По приказанию Ермакова Верба покорно сел в свою машину. Когда они уже собирались трогаться, вдруг откуда-то появилась мать партизана Андрейки — почему-то Верба угадал, что это именно она. Женщина замолотила в стекло машины.
— Убийца! — надсадно кричала она. — На сосне тебя мало повесить, а не на машине катать!
— Поехали, — приказал Ермаков шоферу, — а то сейчас от Вербы останутся рожки да ножки. Русские женщины в гневе страшны.
— …Расскажите о своей жизни и интересах, — сказал следователь.
— Я в детстве всегда был сорвиголова, драчун, — ответил Верба. — Любил острые ощущения. Ставил рекорды по прыжкам с трамплина, любил, чтобы ветер свистел в ушах. Несколько раз ломал ноги. Армия закалила меня. За три года до войны я обучился форсировать по дну водные рубежи.
— Что вы болтаете? Вы что, водолазом служили?
— Я вообще не склонен к болтовне. К тому же я отдаю себе отчет, где мы с вами находимся, — раздраженно сказал Верба. — Позвольте продолжать?
— Говорите!
— Я утверждаю, что уже тогда были подготовлены командиры-инструкторы водолазного дела, не спорта, а дела для форсирования водных рубежей…
— Пловцы?
— Не совсем. Ходили по дну, ласт мы тогда не знали, вряд ли они тогда бы понадобились. Готовили боевые подразделения. Карабины, пулеметы, патроны в цинковых коробках. Ориентировались по морскому компасу.
— Покороче.
— Могу вообще молчать! — снова взорвался Верба.
— Ту-ту-ту! Прошу вас не забываться!
— Какое обвинение вы мне предъявляете? Преднамеренное преступление?
— Вы знаете, что такое презумпция невиновности?
— Признание виновности без предъявления доказательства.
— Примерно так…
— Я готов понести любое наказание, но только не за дезертирство, не за трусость. Отправляя раненых на санитарных самолетах, разве мы не подвергаем их риску погибнуть от «мессеров»? Эвакуируя на санитарных поездах, тоже подвергаем опасности попасть под бомбежку. Сколько раз раненые, находящиеся в нашем, да и во многих других госпиталях, медсанбатах, были повторно дважды и трижды ранены. Если на все и вся оглядываться, сто раз взвешивать, каждый раз испрашивать разрешение начальства… Сейчас не мирное время…
— Ищете смягчающие обстоятельства? — зло ухмыльнулся следователь.
— Передавайте дело в трибунал, и баста, — ответил Нил Федорович.
— Вы меня не торопите. Не забывайте, что дело идет о вашей жизни!
— Чего тянуть? Все ясно. Трус, дезертир, шкурник, убийца!
— Итак, — неумолимо продолжал следователь, — все ваши товарищи, весь личный состав, работали, как очумелые, а вы один решили плыть против течения?
— Нет! То есть да. Так оно и было. Я искал выход. Просил помощи у начсанарма, и медсанбатах прибывающих дивизий.
— Я это уже понял. Пытались успокоить совесть. Здорово придумали, — презрительно усмехнулся следователь. — И, собственно, зачем вам надо было самому ехать к начсанарму: могли послать нарочного с донесением. Кто может подтвердить, что вас уговорили поехать комиссар госпиталя и Михайловский, ныне погибшие? Кто? Вспомните, кто еще был при вашем разговоре?
— Не помню… Какое это теперь имеет значение?

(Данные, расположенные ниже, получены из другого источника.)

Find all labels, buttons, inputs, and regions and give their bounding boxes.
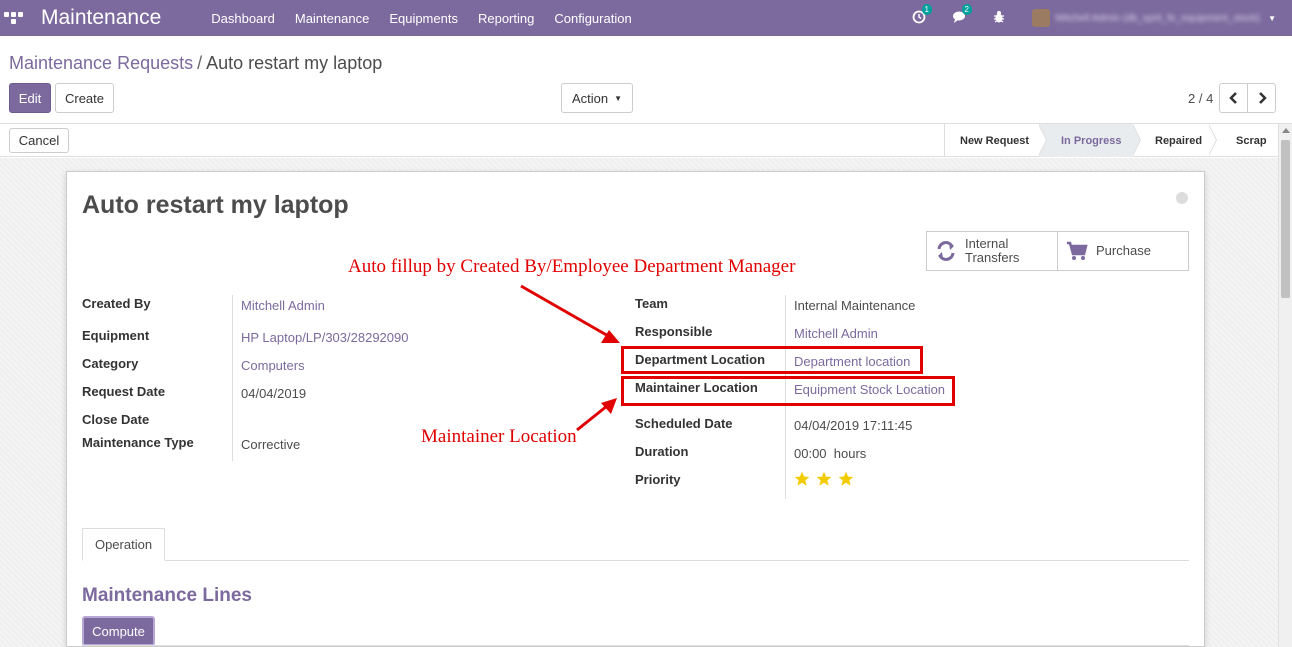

— Из раненых немцев никого не было?
— При чем тут немцы?
— Допустим, что ни при чем. Сколько раз Самойлов предлагал вам покинуть госпиталь? Вспомните!
— Два… нет… три раза.
— При каких обстоятельствах? Где это было? В коридоре? Во дворе? — следователь встал и подошел вплотную к Вербе. — Встаньте и не шевелитесь! — приказал он и, как только Верба встал, выхватил из его заднего кармана «вальтер». — Разве вам не приказали сдать личное оружие? — спросил он, подмигивая.
— Я отдал свой пистолет…
— А эту игрушечку оставили на всякий случай? Для забавы? Нехорошо, очень нехорошо.
Теперь Верба чувствовал, что следователь откровенно измывается над ним. Это было особенно горько.
— Какое имеют значение теперь всякие подробности? — сказал он. — И так все яснее ясного.
— Напрасно, напрасно вы так рассуждаете, — не согласился следователь. — Я должен иметь факты вашей виновности, а не словесные признания.
— Куда уж больше. Это просто… просто… — Верба замкнулся. — Словом, вы, судя по всему, плохой следователь. Вы бьетесь со мной уже целый час и не можете доказать мою вину. Я вам помогу: вспомните, что я единоначальник. Значит, я должен в любом случае отвечать за этот взрыв головой.